Allant toujours plus loin dans l’épure, Hong Sang-soo resserre l’intrigue de son nouveau film au sein d’un décor unique, un immeuble du quartier de Gangnam. Walk Up observe littéralement la vie des personnages défiler à chaque étage, comme s’il s’agissait d’une maison de poupées, pour cartographier aussi bien leurs désirs que leurs angoisses. Ce lieu parfois étouffant l’est d’autant plus que les fenêtres donnent sur des extérieurs surexposés n’offrant aucune échappatoire. Le reste du monde, justement, reste hors champ, à l’exception de l’entrée de l’immeuble ; il n’en est question qu’à travers les conversations des personnages. Plus encore, il apparaît comme une sorte de vide où les personnages sont menacés de disparaître. Lorsqu’au début du récit, Byungsoo s’absente pour rejoindre son producteur, son absence se fait si longue que sa fille Jeongsu va jusqu’à le considérer comme « une personne disparue » et propose de faire comme s’il n’avait pas été à leurs côtés quelques minutes plus tôt. Dans la scène suivante, la caméra prend de fait la place qu’il occupait auparavant autour de la table. Les nombreuses sorties de Sunhee, la compagne de Byungsoo, qui laisse le personnage seul et désespéré dans l’attente de son retour, nourrissent cette dynamique et préfigurent la séparation future du couple.
L’opposition entre intériorité et extériorité est également au cœur de la caractérisation des personnages, dont la surface (les airs doucereux de Madame Kim, la propriétaire des lieux ; l’assurance de Byongsoo, qui est réalisateur) cache une nature au fond inverse (perverse pour la première, craintive pour le second). Cette contradiction se fait la matrice d’identités aussi complexes que mobiles, Byongsoo pouvant par exemple changer de régime alimentaire comme de croyances en passant d’une pièce à l’autre. Entre ces différents espaces, correspondant chacun à un pan de la vie des personnages, le cinéaste met en place une série de circulations : l’intrusive Madame Kim aime ainsi entrer librement chez ses locataires, quand elle n’ouvre pas leur courrier, soi-disant par mégarde. L’appartement que Byongsoo occupe avec sa compagne Sunhee, où il vivra ensuite en compagnie de sa nouvelle amante Jiyoung, est quant à lui relié à celui du dessus par une fuite d’eau. Les portes, souvent équipées de vitres transparentes, laissent enfin entrapercevoir des ombres aux contours flous, comme les fantômes d’une autre vie – telle l’apparition de Jiyoung, d’abord réduite à l’état de silhouette.

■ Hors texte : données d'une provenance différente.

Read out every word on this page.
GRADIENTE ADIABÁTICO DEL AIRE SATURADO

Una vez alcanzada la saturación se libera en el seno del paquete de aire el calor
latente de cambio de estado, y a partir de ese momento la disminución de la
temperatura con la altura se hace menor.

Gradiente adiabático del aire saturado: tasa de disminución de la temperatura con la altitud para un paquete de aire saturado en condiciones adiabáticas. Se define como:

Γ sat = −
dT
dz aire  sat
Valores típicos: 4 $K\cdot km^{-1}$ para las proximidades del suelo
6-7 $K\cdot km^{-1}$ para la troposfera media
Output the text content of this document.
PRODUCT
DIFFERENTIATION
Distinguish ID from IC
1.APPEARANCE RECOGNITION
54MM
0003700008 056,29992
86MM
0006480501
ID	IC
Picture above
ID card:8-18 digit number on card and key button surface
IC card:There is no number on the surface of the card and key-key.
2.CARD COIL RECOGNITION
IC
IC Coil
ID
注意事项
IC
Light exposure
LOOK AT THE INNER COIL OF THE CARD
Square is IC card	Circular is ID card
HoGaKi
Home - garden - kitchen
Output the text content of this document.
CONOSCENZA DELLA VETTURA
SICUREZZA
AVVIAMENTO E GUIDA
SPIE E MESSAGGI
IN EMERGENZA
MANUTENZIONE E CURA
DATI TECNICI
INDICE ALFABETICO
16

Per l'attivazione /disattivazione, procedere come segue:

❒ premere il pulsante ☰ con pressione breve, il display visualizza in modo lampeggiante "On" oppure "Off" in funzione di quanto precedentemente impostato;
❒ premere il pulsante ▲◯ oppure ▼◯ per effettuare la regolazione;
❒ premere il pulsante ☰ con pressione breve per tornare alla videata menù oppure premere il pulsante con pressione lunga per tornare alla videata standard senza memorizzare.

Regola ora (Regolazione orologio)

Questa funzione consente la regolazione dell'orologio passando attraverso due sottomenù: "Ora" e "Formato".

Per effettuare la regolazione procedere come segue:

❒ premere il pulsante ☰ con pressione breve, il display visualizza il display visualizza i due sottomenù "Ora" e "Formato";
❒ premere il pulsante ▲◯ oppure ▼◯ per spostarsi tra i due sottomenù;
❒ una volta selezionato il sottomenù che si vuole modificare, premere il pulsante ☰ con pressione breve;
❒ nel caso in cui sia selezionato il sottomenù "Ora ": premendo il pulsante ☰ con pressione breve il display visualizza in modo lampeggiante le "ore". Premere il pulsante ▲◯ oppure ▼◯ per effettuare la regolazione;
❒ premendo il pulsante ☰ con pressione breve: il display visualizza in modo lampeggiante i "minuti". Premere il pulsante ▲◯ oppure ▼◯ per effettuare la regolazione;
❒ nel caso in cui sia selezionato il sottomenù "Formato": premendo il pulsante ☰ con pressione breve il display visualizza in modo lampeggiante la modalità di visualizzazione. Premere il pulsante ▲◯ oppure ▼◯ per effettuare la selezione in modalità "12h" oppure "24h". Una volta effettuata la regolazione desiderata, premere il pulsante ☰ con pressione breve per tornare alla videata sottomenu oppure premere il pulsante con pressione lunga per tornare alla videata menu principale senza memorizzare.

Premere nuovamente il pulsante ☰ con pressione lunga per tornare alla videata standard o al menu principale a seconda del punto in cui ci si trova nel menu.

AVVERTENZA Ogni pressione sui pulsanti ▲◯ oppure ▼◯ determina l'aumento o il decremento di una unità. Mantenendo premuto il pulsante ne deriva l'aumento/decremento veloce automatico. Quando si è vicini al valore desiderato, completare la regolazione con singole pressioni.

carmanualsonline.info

Plus encore qu’une circulation (entretenue par des effets d’échos et de répétitions reliant les habitants les uns aux autres), une certaine confusion habite le microcosme dépeint par le film, où s’entrecroisent réel et imaginaire — cf. la manière dont certains personnages semblent partager des souvenirs différents de scènes que l’on a pu voir précédemment. Cette logique trouve son acmé dans un très beau plan fixe où le réalisateur s’endort sur son lit, tandis qu’une discussion entre lui et Sunhee, annonçant le délitement prochain du couple, émerge en voix-off à la manière d’un rêve ou d’une réminiscence. Le film se termine d’ailleurs sur une discontinuité temporelle qui achève de brouiller les pistes : on y voit Byongsoo retrouver sa fille au sortir de son rendez-vous avec le producteur, qu’il était parti rejoindre plus tôt dans le film, occasionnant de la sorte un vertigineux retour en arrière. Rétrospectivement, les différents épisodes du récit se présentent comme autant de vies possibles, rythmées par les apparitions et les disparitions, les coups d’arrêts et les nouveaux départs — Byongsoo s’absentant lui-même régulièrement pour une poignée d’heures, et parfois même pour cinq ou dix ans d’absence. Plus largement, presque tous les habitants cessent à un moment leur activité, souvent artistique (cinématographique, picturale ou musicale), pour finalement la reprendre plus tard ou emprunter une voie différente. L’immeuble blanc devient dès lors le témoin du temps qui passe et de la vie qui continue, au rythme de ses infinies variations.